Le diesel ne sera pas la star du Mondial de l'automobile qui ouvre jeudi à Paris car les constructeurs n'ont jamais vendu aussi peu de véhicules de cette motorisation depuis dix ans.

Un pistolet de diesel dans une station service de Toulouse (Haute-Garonne), le 8 août 2018.
Un pistolet de diesel dans une station service de Toulouse (Haute-Garonne), le 8 août 2018. © Radio France / REMY GABALDA

Sur le parking de cette concession de voitures d'occasion en Seine-et-Marne, Lena prend possession sa toute nouvelle Citroën. Pour le moteur, la jeune femme de 22 ans a choisi essence "parce qu'avec toutes les polémiques actuelles, je pense que c’est préférable de prendre une essence, dit-elle. Je crains qu’à long terme, les diesels n’aient plus le droit d’aller à Paris." Elle fait partie des Français qui boudent la motorisation. Le mois dernier, moins de 40% des voitures neuves étaient des diesel. C'est moitié moins par rapport à il y a dix ans.

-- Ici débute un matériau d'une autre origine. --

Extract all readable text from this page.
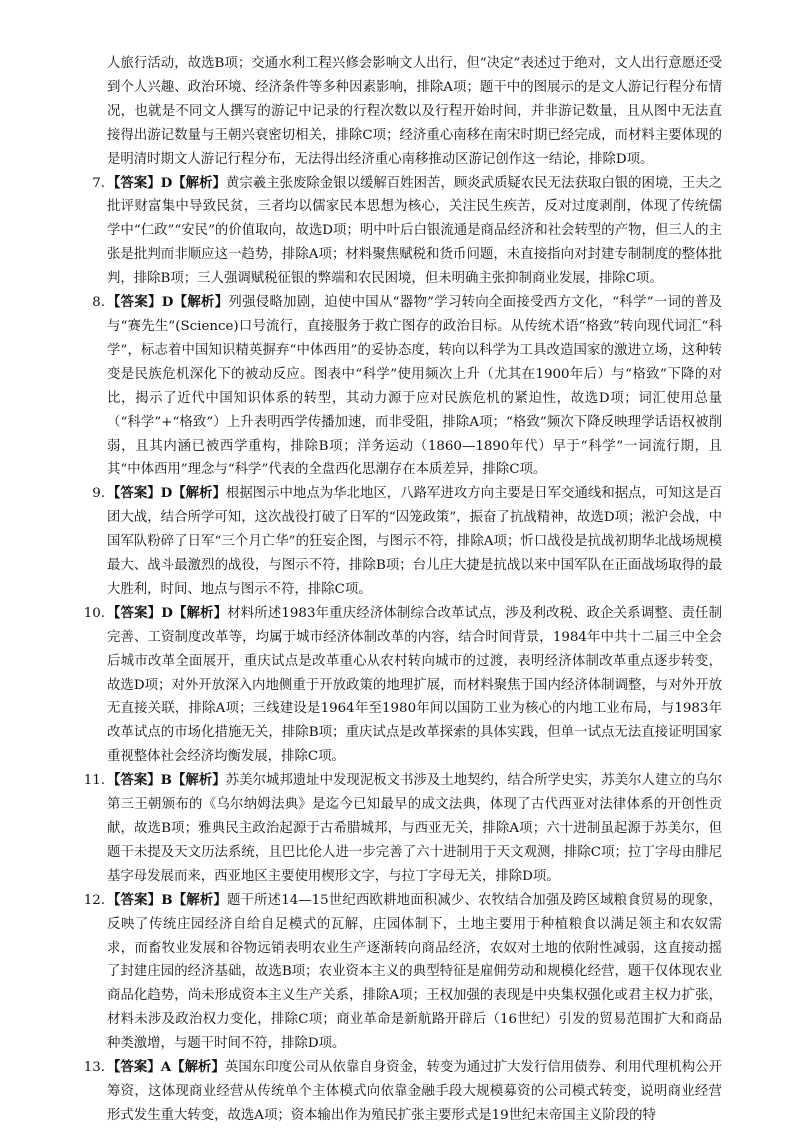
人旅行活动，故选B项；交通水利工程兴修会影响文人出行，但“决定”表述过于绝对，文人出行意愿还受到个人兴趣、政治环境、经济条件等多种因素影响，排除A项；题干中的图展示的是文人游记行程分布情况，也就是不同文人撰写的游记中记录的行程次数以及行程开始时间，并非游记数量，且从图中无法直接得出游记数量与王朝兴衰密切相关，排除C项；经济重心南移在南宋时期已经完成，而材料主要体现的是明清时期文人游记行程分布，无法得出经济重心南移推动区游记创作这一结论，排除D项。
7. 【答案】D【解析】黄宗羲主张废除金银以缓解百姓困苦，顾炎武质疑农民无法获取白银的困境，王夫之批评财富集中导致民贫，三者均以儒家民本思想为核心，关注民生疾苦，反对过度剥削，体现了传统儒学中“仁政”“安民”的价值取向，故选D项；明中叶后白银流通是商品经济和社会转型的产物，但三人的主张是批判而非顺应这一趋势，排除A项；材料聚焦赋税和货币问题，未直接指向对封建专制制度的整体批判，排除B项；三人强调赋税征银的弊端和农民困境，但未明确主张抑制商业发展，排除C项。
8. 【答案】D【解析】列强侵略加剧，迫使中国从“器物”学习转向全面接受西方文化，“科学”一词的普及与“赛先生”(Science)口号流行，直接服务于救亡图存的政治目标。从传统术语“格致”转向现代词汇“科学”，标志着中国知识精英摒弃“中体西用”的妥协态度，转向以科学为工具改造国家的激进立场，这种转变是民族危机深化下的被动反应。图表中“科学”使用频次上升（尤其在1900年后）与“格致”下降的对比，揭示了近代中国知识体系的转型，其动力源于应对民族危机的紧迫性，故选D项；词汇使用总量（“科学”+“格致”）上升表明西学传播加速，而非受阻，排除A项；“格致”频次下降反映理学话语权被削弱，且其内涵已被西学重构，排除B项；洋务运动（1860—1890年代）早于“科学”一词流行期，且其“中体西用”理念与“科学”代表的全盘西化思潮存在本质差异，排除C项。
9. 【答案】D【解析】根据图示中地点为华北地区，八路军进攻方向主要是日军交通线和据点，可知这是百团大战，结合所学可知，这次战役打破了日军的“囚笼政策”，振奋了抗战精神，故选D项；淞沪会战，中国军队粉碎了日军“三个月亡华”的狂妄企图，与图示不符，排除A项；忻口战役是抗战初期华北战场规模最大、战斗最激烈的战役，与图示不符，排除B项；台儿庄大捷是抗战以来中国军队在正面战场取得的最大胜利，时间、地点与图示不符，排除C项。
10. 【答案】D【解析】材料所述1983年重庆经济体制综合改革试点，涉及利改税、政企关系调整、责任制完善、工资制度改革等，均属于城市经济体制改革的内容，结合时间背景，1984年中共十二届三中全会后城市改革全面展开，重庆试点是改革重心从农村转向城市的过渡，表明经济体制改革重点逐步转变，故选D项；对外开放深入内地侧重于开放政策的地理扩展，而材料聚焦于国内经济体制调整，与对外开放无直接关联，排除A项；三线建设是1964年至1980年间以国防工业为核心的内地工业布局，与1983年改革试点的市场化措施无关，排除B项；重庆试点是改革探索的具体实践，但单一试点无法直接证明国家重视整体社会经济均衡发展，排除C项。
11. 【答案】B【解析】苏美尔城邦遗址中发现泥板文书涉及土地契约，结合所学史实，苏美尔人建立的乌尔第三王朝颁布的《乌尔纳姆法典》是迄今已知最早的成文法典，体现了古代西亚对法律体系的开创性贡献，故选B项；雅典民主政治起源于古希腊城邦，与西亚无关，排除A项；六十进制虽起源于苏美尔，但题干未提及天文历法系统，且巴比伦人进一步完善了六十进制用于天文观测，排除C项；拉丁字母由腓尼基字母发展而来，西亚地区主要使用楔形文字，与拉丁字母无关，排除D项。
12. 【答案】B【解析】题干所述14—15世纪西欧耕地面积减少、农牧结合加强及跨区域粮食贸易的现象，反映了传统庄园经济自给自足模式的瓦解，庄园体制下，土地主要用于种植粮食以满足领主和农奴需求，而畜牧业发展和谷物远销表明农业生产逐渐转向商品经济，农奴对土地的依附性减弱，这直接动摇了封建庄园的经济基础，故选B项；农业资本主义的典型特征是雇佣劳动和规模化经营，题干仅体现农业商品化趋势，尚未形成资本主义生产关系，排除A项；王权加强的表现是中央集权强化或君主权力扩张，材料未涉及政治权力变化，排除C项；商业革命是新航路开辟后（16世纪）引发的贸易范围扩大和商品种类激增，与题干时间不符，排除D项。
13. 【答案】A【解析】英国东印度公司从依靠自身资金，转变为通过扩大发行信用债券、利用代理机构公开筹资，这体现商业经营从传统单个主体模式向依靠金融手段大规模募资的公司模式转变，说明商业经营形式发生重大转变，故选A项；资本输出作为殖民扩张主要形式是19世纪末帝国主义阶段的特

Une "psychose" depuis janvier

La promesse faite par la maire de Paris, Anne Hidalgo, d'interdire les véhicules diesel dans la capitale pour 2024 est l'une des mesures qui expliquent, en Île-de-France du moins, le rejet des automobilistes pour ce carburant. "Il y a une psychose aujourd’hui, affirme Sergio Marhela, le chef des ventes de ce garage d'occasion. On peut vraiment parler de psychose sur le diesel. Depuis janvier, les personnes qui roulaient au diesel ont envie d’acheter de l’essence".

L'harmonisation des taxes sur les carburants est l'autre raison de ce désamour. 

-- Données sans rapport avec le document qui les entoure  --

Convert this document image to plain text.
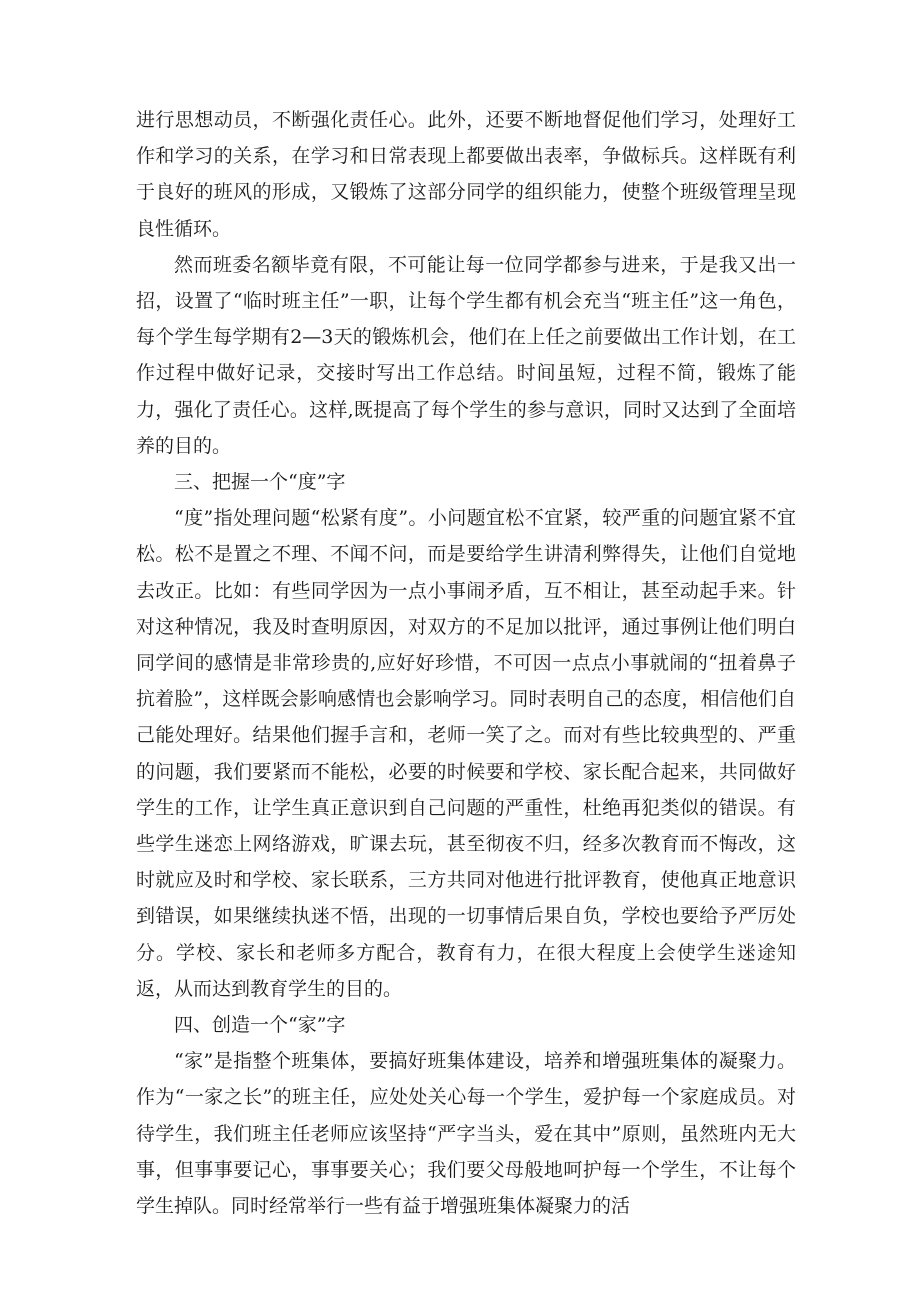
进行思想动员，不断强化责任心。此外，还要不断地督促他们学习，处理好工作和学习的关系，在学习和日常表现上都要做出表率，争做标兵。这样既有利于良好的班风的形成，又锻炼了这部分同学的组织能力，使整个班级管理呈现良性循环。

然而班委名额毕竟有限，不可能让每一位同学都参与进来，于是我又出一招，设置了“临时班主任”一职，让每个学生都有机会充当“班主任”这一角色，每个学生每学期有2—3天的锻炼机会，他们在上任之前要做出工作计划，在工作过程中做好记录，交接时写出工作总结。时间虽短，过程不简，锻炼了能力，强化了责任心。这样,既提高了每个学生的参与意识，同时又达到了全面培养的目的。

三、把握一个“度”字

“度”指处理问题“松紧有度”。小问题宜松不宜紧，较严重的问题宜紧不宜松。松不是置之不理、不闻不问，而是要给学生讲清利弊得失，让他们自觉地去改正。比如：有些同学因为一点小事闹矛盾，互不相让，甚至动起手来。针对这种情况，我及时查明原因，对双方的不足加以批评，通过事例让他们明白同学间的感情是非常珍贵的,应好好珍惜，不可因一点点小事就闹的“扭着鼻子抗着脸”，这样既会影响感情也会影响学习。同时表明自己的态度，相信他们自己能处理好。结果他们握手言和，老师一笑了之。而对有些比较典型的、严重的问题，我们要紧而不能松，必要的时候要和学校、家长配合起来，共同做好学生的工作，让学生真正意识到自己问题的严重性，杜绝再犯类似的错误。有些学生迷恋上网络游戏，旷课去玩，甚至彻夜不归，经多次教育而不悔改，这时就应及时和学校、家长联系，三方共同对他进行批评教育，使他真正地意识到错误，如果继续执迷不悟，出现的一切事情后果自负，学校也要给予严厉处分。学校、家长和老师多方配合，教育有力，在很大程度上会使学生迷途知返，从而达到教育学生的目的。

四、创造一个“家”字

“家”是指整个班集体，要搞好班集体建设，培养和增强班集体的凝聚力。作为“一家之长”的班主任，应处处关心每一个学生，爱护每一个家庭成员。对待学生，我们班主任老师应该坚持“严字当头，爱在其中”原则，虽然班内无大事，但事事要记心，事事要关心；我们要父母般地呵护每一个学生，不让每个学生掉队。同时经常举行一些有益于增强班集体凝聚力的活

"C’est vrai que c’est le même prix donc que je mette de l’essence ou du diesel, ça me coûte aussi cher, ajoute le vendeur qui tente de raisonner les consommateurs. Il faut regarder l’usage du client et savoir combien de kilomètres il va faire : savoir si c’est moins ou plus de 15 000 kilomètres par an."

La parti du diesel dans le marché des véhicules neufs, en septembre 2018.
La parti du diesel dans le marché des véhicules neufs, en septembre 2018. / Comité des constructeurs français d'automobiles

Cette baisse impressionnante a surpris le secteur. "La vitesse de cette baisse a été surprenante et a été au-delà de ce que l’on pouvait anticiper, avoue François Roudier représente le comité des constructeurs français d'automobile. 

"L’offre alternative aux moteurs thermiques, pour aller plus loin que le moteur diesel, est arrivée en France. Mais, vous avez un phénomène d’acceptation de nouvelles technologies qui est un peu plus lent donc on va choisir plutôt un moteur essence."

Même les entreprises ont adopté ce carburant puisqu'elles peuvent désormais récupérer la TVA sur l'essence mais cela ne suffit pas à les convaincre toutes d'y rester. La société Moba fabrique des capteurs à Ferrière-en-Brie, en Seine-et-Marne. Le patron Joseph Nussbaumer a une dizaine de véhicules à gérer.

Nous appartenons à un groupe allemand qui depuis un an n’achète que des véhicules essence et qui revient au diesel. Donc, nous continuons à acheter du diesel en France parce que ça reste plus économique. On parcourt entre 40 et 60.000 kilomètres par an par véhicules. Le diesel reste plus économique.

"Les sociétés sont encore incitées à acheter du diesel, explique Bernard Jullien, maître conférence à l'université de Bordeaux et spécialiste de l'industrie automobile, parce que les bonus-malus et la taxe sur les véhicules de société est calculée sur le CO2. Hors les émissions de CO2 sont encore systématiquement inférieures pour le diesel. Cela donne une prime au diesel qui arrange bien l’industrie française qui a besoin de faire tourner ses usines." 

Un parc 50/50

Sur les routes françaises, 36 millions de véhicules circulent. Le parc est composé aux deux tiers de diesel et d'un tiers d'essence.  Dans le futur, ce ratio va évoluer mais "ce ne sera pas une disparition du diesel", ajoute Bernard Jullien. 

"En revanche, personne n’est capable de dire aujourd’hui où s'arrêtera le déclin. Dans 10 ans, on devrait être entre 15% et 20% des immatriculations diesel et le parc sera à 50% diesel et 50% essence, je dirais, vers 2030."

Les constructeurs ont déjà abandonné la recherche sur le diesel pour se concentrer sur l'essence et les technologies propres. Ils présenteront leurs innovations pendant ce Mondial de l'automobile.